Uma hora mais tarde, Holmes, Lestrade e eu estávamos na estação de Aldgate, no ponto onde as linhas saem do túnel pouco antes da estação. Um senhor idoso, gentil e corado estava ali representando a companhia ferroviária.
– Este é o lugar onde estava o corpo do rapaz – disse ele, indicando um ponto a 1 metro dos trilhos. – Não poderia ter caído lá de cima porque, como podem ver, os muros são inacessíveis. Portanto, só pode ter vindo do trem, e daquele trem, e, pelo que pudemos verificar, deve ter sido o que passou por volta da meia-noite de segunda-feira.
– Os vagões foram examinados em busca de sinais de violência?
– Não existem esses sinais, e também não foi encontrada nenhuma passagem.
– Encontraram alguma porta aberta?
– Nenhuma.
– Obtivemos algumas pistas novas esta manhã – disse Lestrade. – Um passageiro, que vinha no trem metropolitano, ali pelas 23:40h de segunda-feira, declarou ter ouvido um baque surdo, como se um corpo tivesse sido atirado nos trilhos, um pouco antes de o trem chegar à estação de Aldgate. Mas havia uma neblina densa e não se enxergava nada. Ele não comunicou o fato na ocasião. Ora, mas que diabo está acontecendo com o sr. Holmes?
Meu amigo, de pé, tinha uma expressão de grande interesse no rosto, olhando para os trilhos onde faziam a curva depois do túnel. Aldgate é um entroncamento e havia uma série de desvios. Seus olhos atentos e vigilantes focalizavam os desvios e eu vi, no seu rosto alerta, o aperto dos lábios, o tremor das narinas, a contração das sobrancelhas espessas, que eu conhecia tão bem.
– Os desvios, os desvios – murmurou ele.
– O que têm eles? O que está querendo dizer?
Suponho que não existam muitas estações com entroncamentos iguais a esta.
– Não, existem bem poucas.
– E uma curva, também. Desvios e curvas. Por Deus, se fosse assim...
– Assim como, sr. Holmes? Tem alguma pista?
– Uma idéia... uma suposição... nada mais que isso. O caso, de qualquer maneira, ganha em interesse. Único, perfeitamente único e... mesmo assim, por que não? Não vejo sinais de sangue nos trilhos.
– Quase não havia sinais.
– Mas eu creio que o ferimento foi bem grande.
– O osso foi esmagado, mas não havia um grande ferimento externo.

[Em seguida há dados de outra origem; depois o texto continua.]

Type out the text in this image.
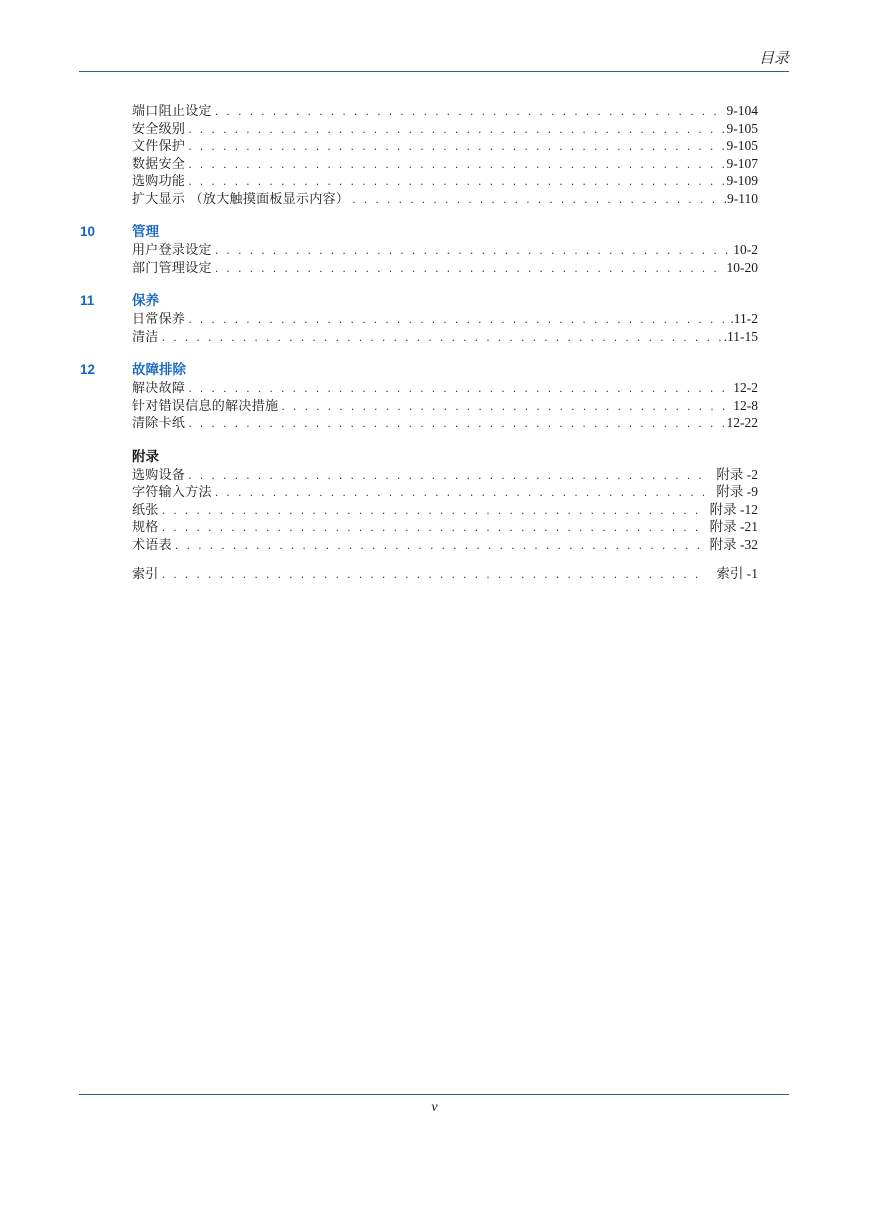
目录
端口阻止设定 . . .	9-104
安全级别 . . .	9-105
文件保护 . . .	9-105
数据安全 . . .	9-107
选购功能 . . .	9-109
扩大显示 （放大触摸面板显示内容） . . .	.9-110
10	管理
用户登录设定 . . .	10-2
部门管理设定 . . .	10-20
11	保养
日常保养 . . .	.11-2
清洁 . . .	.11-15
12	故障排除
解决故障 . . .	12-2
针对错误信息的解决措施 . . .	12-8
清除卡纸 . . .	12-22
附录
选购设备 . . .	附录 -2
字符输入方法 . . .	附录 -9
纸张 . . .	附录 -12
规格 . . .	附录 -21
术语表 . . .	附录 -32
索引 . . .	索引 -1
v
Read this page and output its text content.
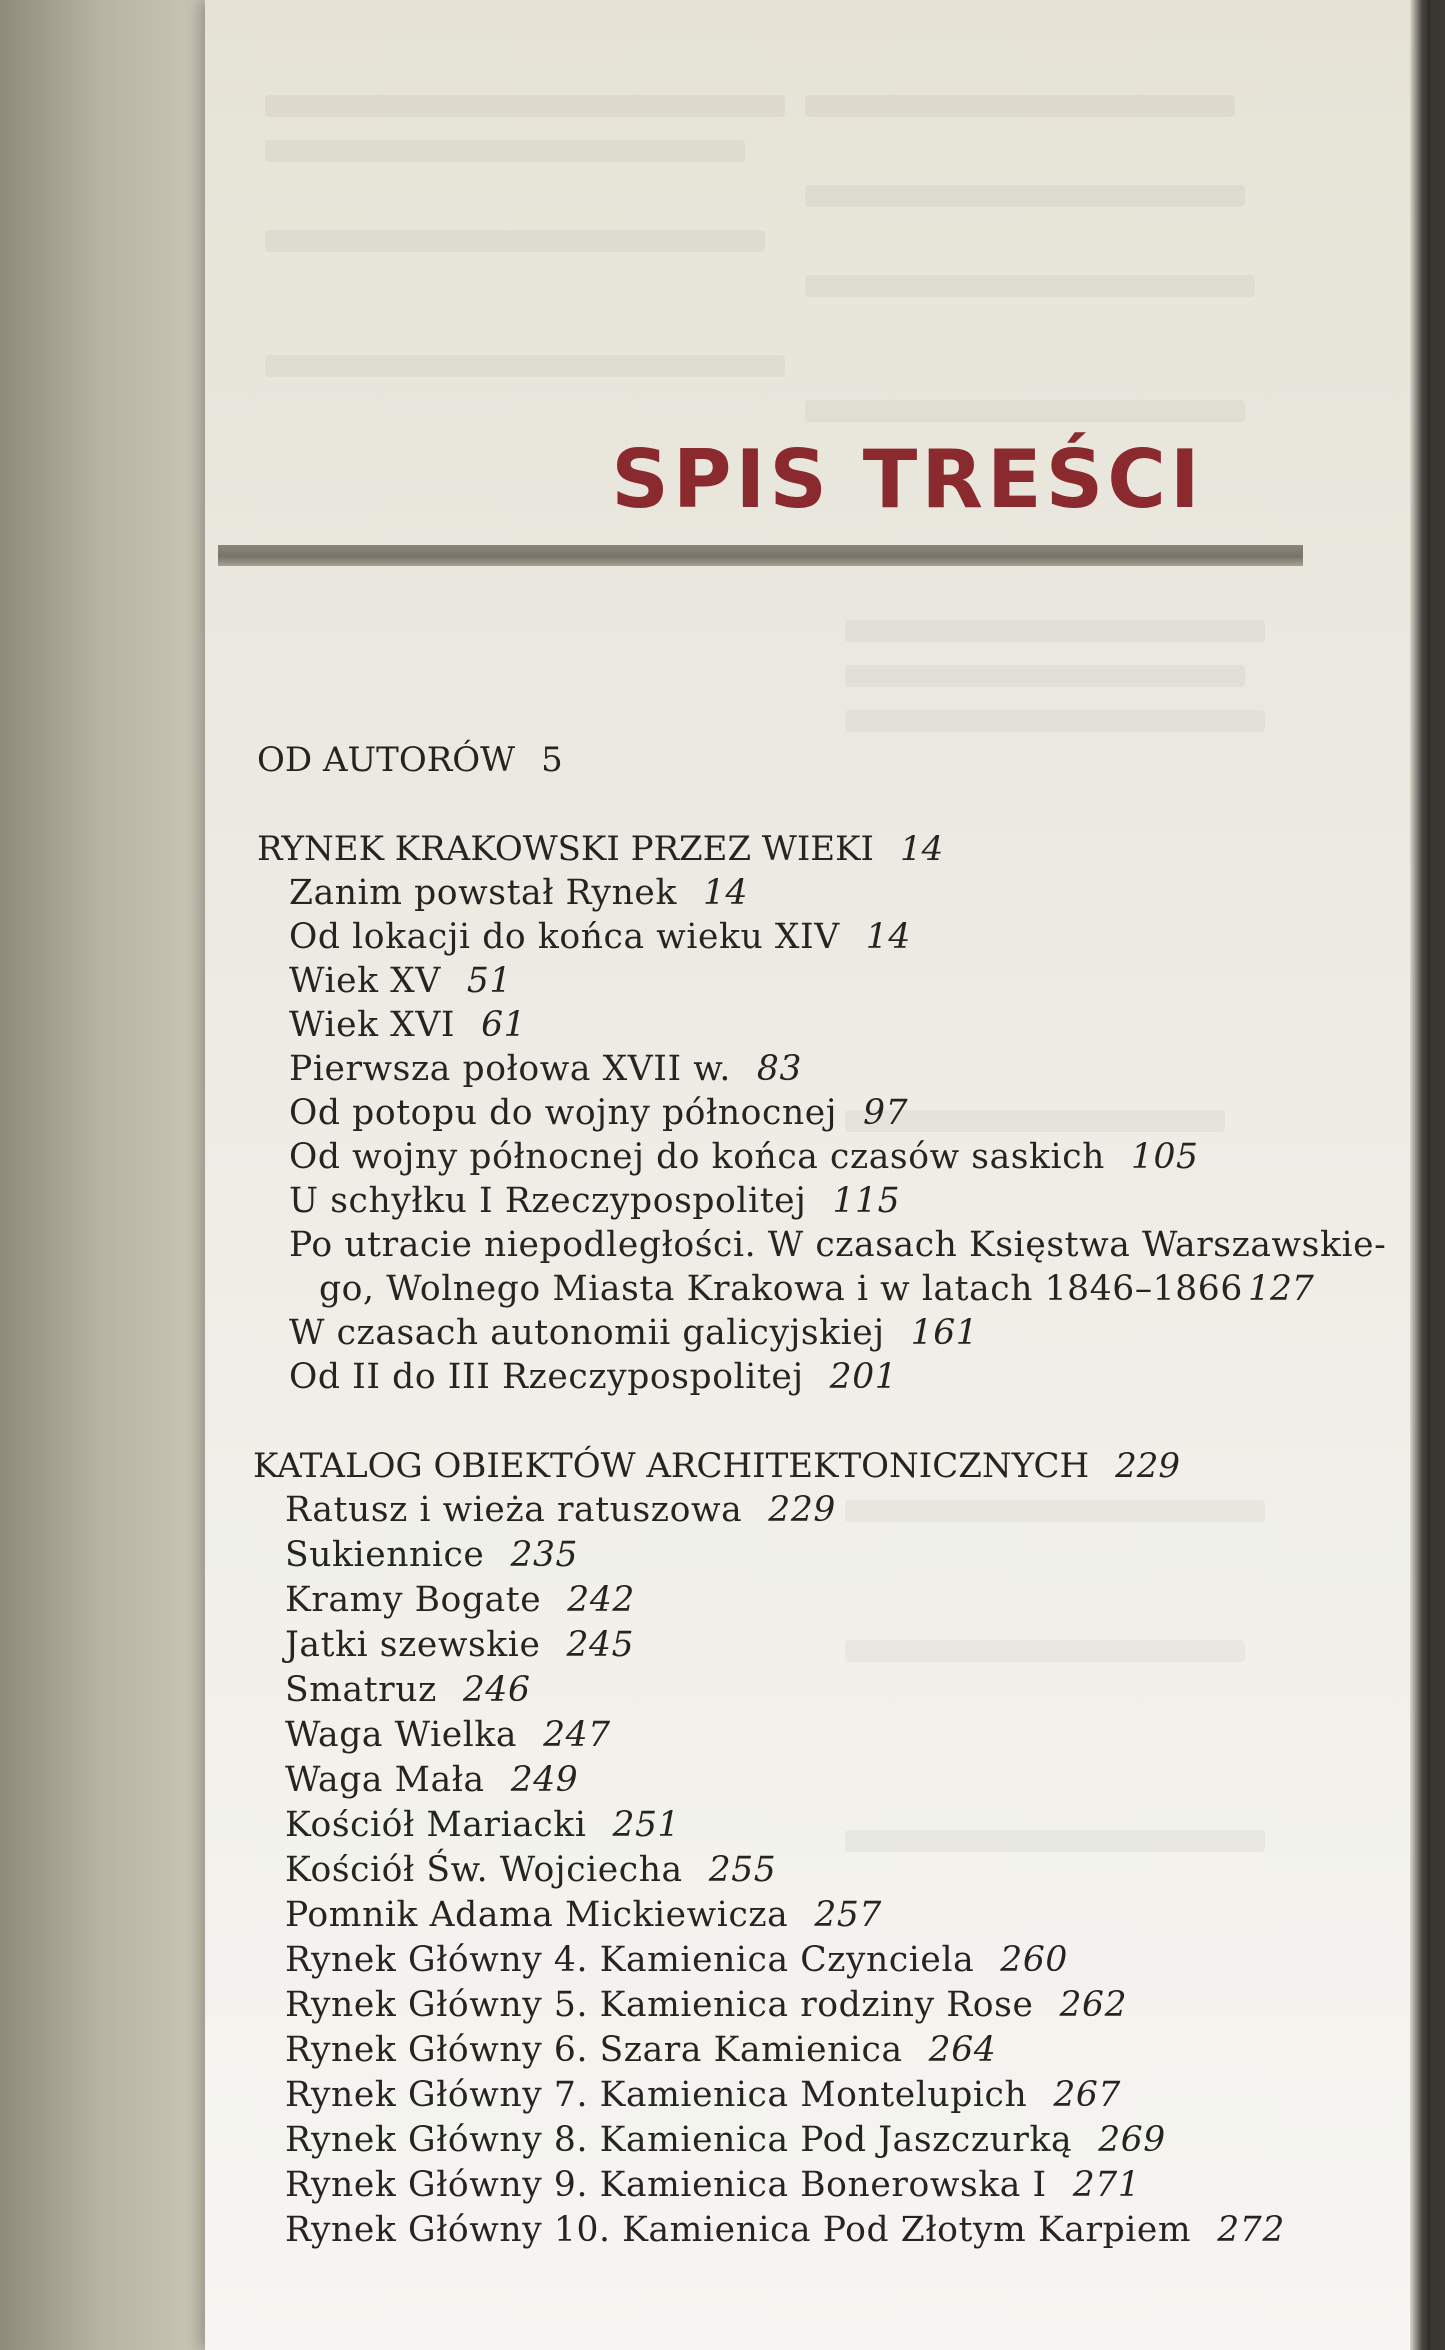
SPIS TREŚCI
OD AUTORÓW 5
RYNEK KRAKOWSKI PRZEZ WIEKI 14
Zanim powstał Rynek 14
Od lokacji do końca wieku XIV 14
Wiek XV 51
Wiek XVI 61
Pierwsza połowa XVII w. 83
Od potopu do wojny północnej 97
Od wojny północnej do końca czasów saskich 105
U schyłku I Rzeczypospolitej 115
Po utracie niepodległości. W czasach Księstwa Warszawskie-
go, Wolnego Miasta Krakowa i w latach 1846–1866 127
W czasach autonomii galicyjskiej 161
Od II do III Rzeczypospolitej 201
KATALOG OBIEKTÓW ARCHITEKTONICZNYCH 229
Ratusz i wieża ratuszowa 229
Sukiennice 235
Kramy Bogate 242
Jatki szewskie 245
Smatruz 246
Waga Wielka 247
Waga Mała 249
Kościół Mariacki 251
Kościół Św. Wojciecha 255
Pomnik Adama Mickiewicza 257
Rynek Główny 4. Kamienica Czynciela 260
Rynek Główny 5. Kamienica rodziny Rose 262
Rynek Główny 6. Szara Kamienica 264
Rynek Główny 7. Kamienica Montelupich 267
Rynek Główny 8. Kamienica Pod Jaszczurką 269
Rynek Główny 9. Kamienica Bonerowska I 271
Rynek Główny 10. Kamienica Pod Złotym Karpiem 272
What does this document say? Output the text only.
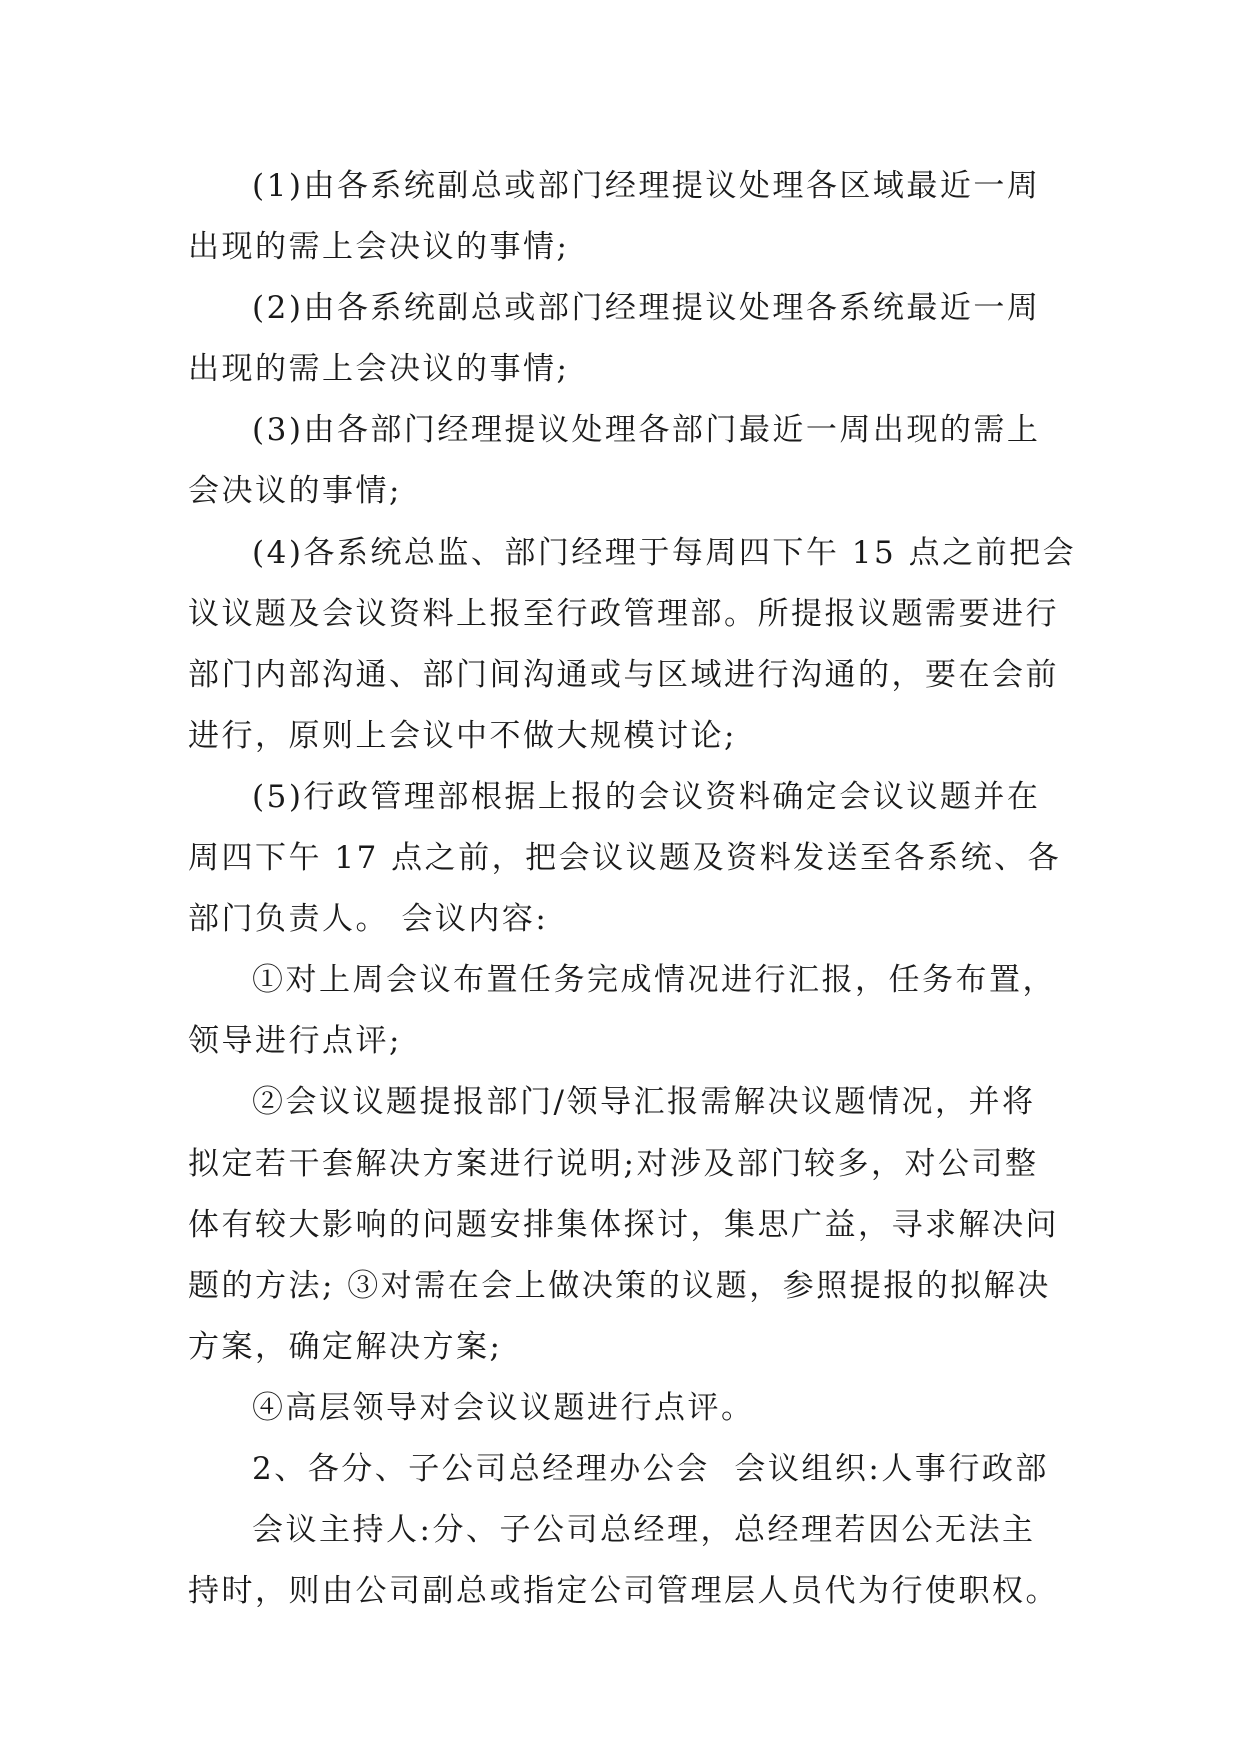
(1)由各系统副总或部门经理提议处理各区域最近一周
出现的需上会决议的事情;
(2)由各系统副总或部门经理提议处理各系统最近一周
出现的需上会决议的事情;
(3)由各部门经理提议处理各部门最近一周出现的需上
会决议的事情;
(4)各系统总监、部门经理于每周四下午 15 点之前把会
议议题及会议资料上报至行政管理部。所提报议题需要进行
部门内部沟通、部门间沟通或与区域进行沟通的，要在会前
进行，原则上会议中不做大规模讨论;
(5)行政管理部根据上报的会议资料确定会议议题并在
周四下午 17 点之前，把会议议题及资料发送至各系统、各
部门负责人。 会议内容:
①对上周会议布置任务完成情况进行汇报，任务布置，
领导进行点评;
②会议议题提报部门/领导汇报需解决议题情况，并将
拟定若干套解决方案进行说明;对涉及部门较多，对公司整
体有较大影响的问题安排集体探讨，集思广益，寻求解决问
题的方法; ③对需在会上做决策的议题，参照提报的拟解决
方案，确定解决方案;
④高层领导对会议议题进行点评。
2、各分、子公司总经理办公会  会议组织:人事行政部
会议主持人:分、子公司总经理，总经理若因公无法主
持时，则由公司副总或指定公司管理层人员代为行使职权。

– Mesmo assim, era de se esperar sangramento. Será que eu poderia inspecionar o trem em que estava o passageiro que ouviu o baque de uma queda na neblina?
– Receio que não, sr. Holmes. Os vagões do trem foram separados e redistribuídos.
– Posso lhe garantir, sr. Holmes – disse Lestrade – que todos os vagões foram examinados cuidadosamente. Eu mesmo cuidei disso.
Uma das fraquezas mais óbvias do meu amigo era sua impaciência com inteligências menos brilhantes do que a sua.
– É possível – disse, afastando-se. – Na verdade, não eram os vagões que eu queria examinar. Watson, fizemos tudo o que era possível por aqui. Não vamos incomodá-lo mais, sr. Lestrade. Creio que nossas investigações, agora, vão nos levar a Woolwich.
Na Ponte de Londres ele escreveu um telegrama para o irmão, que me mostrou antes de despachar:
Vejo alguma luz na escuridão, mas pode apagar-se. Enquanto isso, mande, por favor, por um mensageiro que nos espere em Baker Street, lista completa de todos os espiões estrangeiros ou agentes internacionais que se saiba que estão na Inglaterra, com endereços completos.
Sherlock.
– Isto será muito útil, Watson – disse, quando tomamos o trem para Woolwich. – Evidentemente, temos de ser gratos a Mycroft por nos ter incluído no que promete ser um caso realmente notável.